El terror nuevo
No hubo -eso tan mal llamado- reivindicación de lo que todo indica fue un atentado con bomba en el vuelo 800 de la TWA. Apenas hubo una confusa llamada, al parecer de un norteamericano, anunciando la otra bomba que ha conmovido e indignado a Estados Unidos, en Atlanta. Del atentado de Lockerbie, pese a todas las sospechas y acusaciones contra agentes libios, nadie sabe aún poco más que el número de víctimas y lugar del trágico suceso. E incluso ETA mata ya, como ha pasado con el empresario Usabiaga, sin la necesidad de esos testigos que los necios del terror consideran necesarios para la multiplicación del efecto de su acción criminal.Está cambiando muy rápidamente el mundo, sus problemas, sus enfermedades y angustias. Y cambia también la conducta de quienes, guiados por psicopatologías individuales, ideologías redentoras o depravaciones religiosas, quieren mostrar a este mundo problemas reales o supuestos multiplicando las angustias de la población por medio del dolor y del miedo. Entramos en una época en la que los motivos tribales o ideológicos han de disputarse la capitalización del terror con los fantasmas personales de gentes aisladas y cautivas de sus propios miedos, odios y obsesiones.
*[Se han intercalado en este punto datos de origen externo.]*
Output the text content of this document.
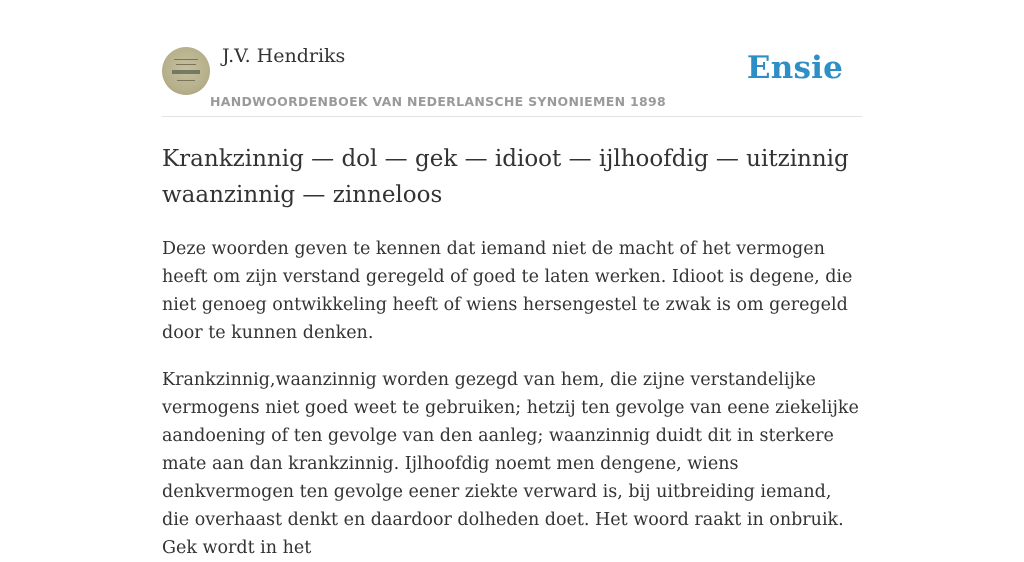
J.V. Hendriks
HANDWOORDENBOEK VAN NEDERLANSCHE SYNONIEMEN 1898
Ensie
Krankzinnig — dol — gek — idioot — ijlhoofdig — uitzinnig waanzinnig — zinneloos

Deze woorden geven te kennen dat iemand niet de macht of het vermogen heeft om zijn verstand geregeld of goed te laten werken. Idioot is degene, die niet genoeg ontwikkeling heeft of wiens hersengestel te zwak is om geregeld door te kunnen denken.

Krankzinnig,waanzinnig worden gezegd van hem, die zijne verstandelijke vermogens niet goed weet te gebruiken; hetzij ten gevolge van eene ziekelijke aandoening of ten gevolge van den aanleg; waanzinnig duidt dit in sterkere mate aan dan krankzinnig. Ijlhoofdig noemt men dengene, wiens denkvermogen ten gevolge eener ziekte verward is, bij uitbreiding iemand, die overhaast denkt en daardoor dolheden doet. Het woord raakt in onbruik. Gek wordt in het
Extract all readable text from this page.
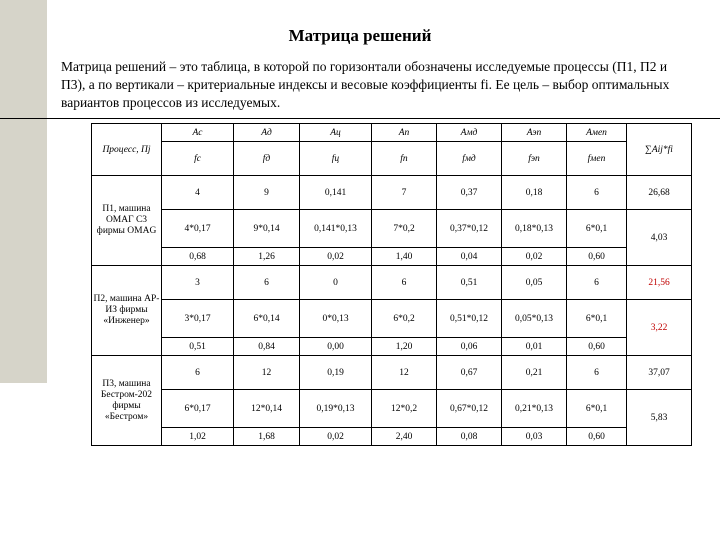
Матрица решений
Матрица решений – это таблица, в которой по горизонтали обозначены исследуемые процессы (П1, П2 и П3), а по вертикали – критериальные индексы и весовые коэффициенты fi. Ее цель – выбор оптимальных вариантов процессов из исследуемых.
Процесс, Пj	Ас	Ад	Ац	Ап	Амд	Аэп	Амеп	∑Aij*fi
	fс	fд	fц	fп	fмд	fэп	fмеп	
П1, машина ОМАГ С3 фирмы OMAG	4	9	0,141	7	0,37	0,18	6	26,68
	4*0,17	9*0,14	0,141*0,13	7*0,2	0,37*0,12	0,18*0,13	6*0,1	4,03
	0,68	1,26	0,02	1,40	0,04	0,02	0,60	
П2, машина АР-ИЗ фирмы «Инженер»	3	6	0	6	0,51	0,05	6	21,56
	3*0,17	6*0,14	0*0,13	6*0,2	0,51*0,12	0,05*0,13	6*0,1	3,22
	0,51	0,84	0,00	1,20	0,06	0,01	0,60	
П3, машина Бестром-202 фирмы «Бестром»	6	12	0,19	12	0,67	0,21	6	37,07
	6*0,17	12*0,14	0,19*0,13	12*0,2	0,67*0,12	0,21*0,13	6*0,1	5,83
	1,02	1,68	0,02	2,40	0,08	0,03	0,60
La llamada reivindicación de un crimen ha sido la piedra angular de todo terrorismo hasta hoy. Sin autoría, las muertes, daños y conmoción social de un atentado quedaban vacíos de contenido. Todo atentado sin nombre se convertía en un acto de alto riesgo para sus autores sin los resultados apetecidos, sin el efecto deseado. Porque el botín del crimen no solía ser otro que la propaganda para el grupo y su causa.Ya no. EE UU sufre este nuevo fenómeno con perplejidad y miedo. Porque en las ciudades norteamericanas se asume perfectamente que bandas rivales de delincuentes o jóvenes adolescentes enajenados organicen baños de sangre los fines de semana. Pero no que alguien quiera hacer daño -matar, herir, asustar- sin otro móvil que propagar una sensación general de miedo y espanto entre la población. Y sin siquiera intentar interpretar su intención y darle publicidad.
El tontiloco acusado de perpetrar el atentado de Oklahorna parece haber creído realmente que volar un edificio y matar a 168 personas iba a debilitar al Estado federal. El que así piensa es, además de un asesino, un imbécil. Los encefalogramas planos, el del miliciano patriota de Oklahoma igual que el de, por ejemplo, ese sanguinario payaso llamado Valentin Lasarte que parece provocaba vergüenza hasta a los dirigentes de ETA, son bombas en sí mismos.
Locos y tontos siempre han causado problemas. Y cometido crímenes en muchos casos. Pero el recurso de individuos solos y enfermos a paliar sus fantasmas persona les mediante la carnicería es un creciente fenómeno que nos debiera llevar a la reflexión. No reclaman autoría porque sólo buscan poder reivindicarse ante sí mismos la tropelía cometida. Es prácticamente imposible establecer con exactitud si el móvil de un terrorista que actúa en países democráticos tiene más que ver con cierta patología personal que con la intoxicación ideológica del terrorismo clásico. Igual que proliferan los focos regionales de conflicto, proliferan los móviles para el crimen indiscriminado. Y cada vez son más los casos en que nos hallamos ante zonas de conflicto que se esconden en recovecos del cerebro o el alma de hombres y mujeres comunes. Ocultos e inaccesibles. Inconquistables para policías, ejércitos y Estados.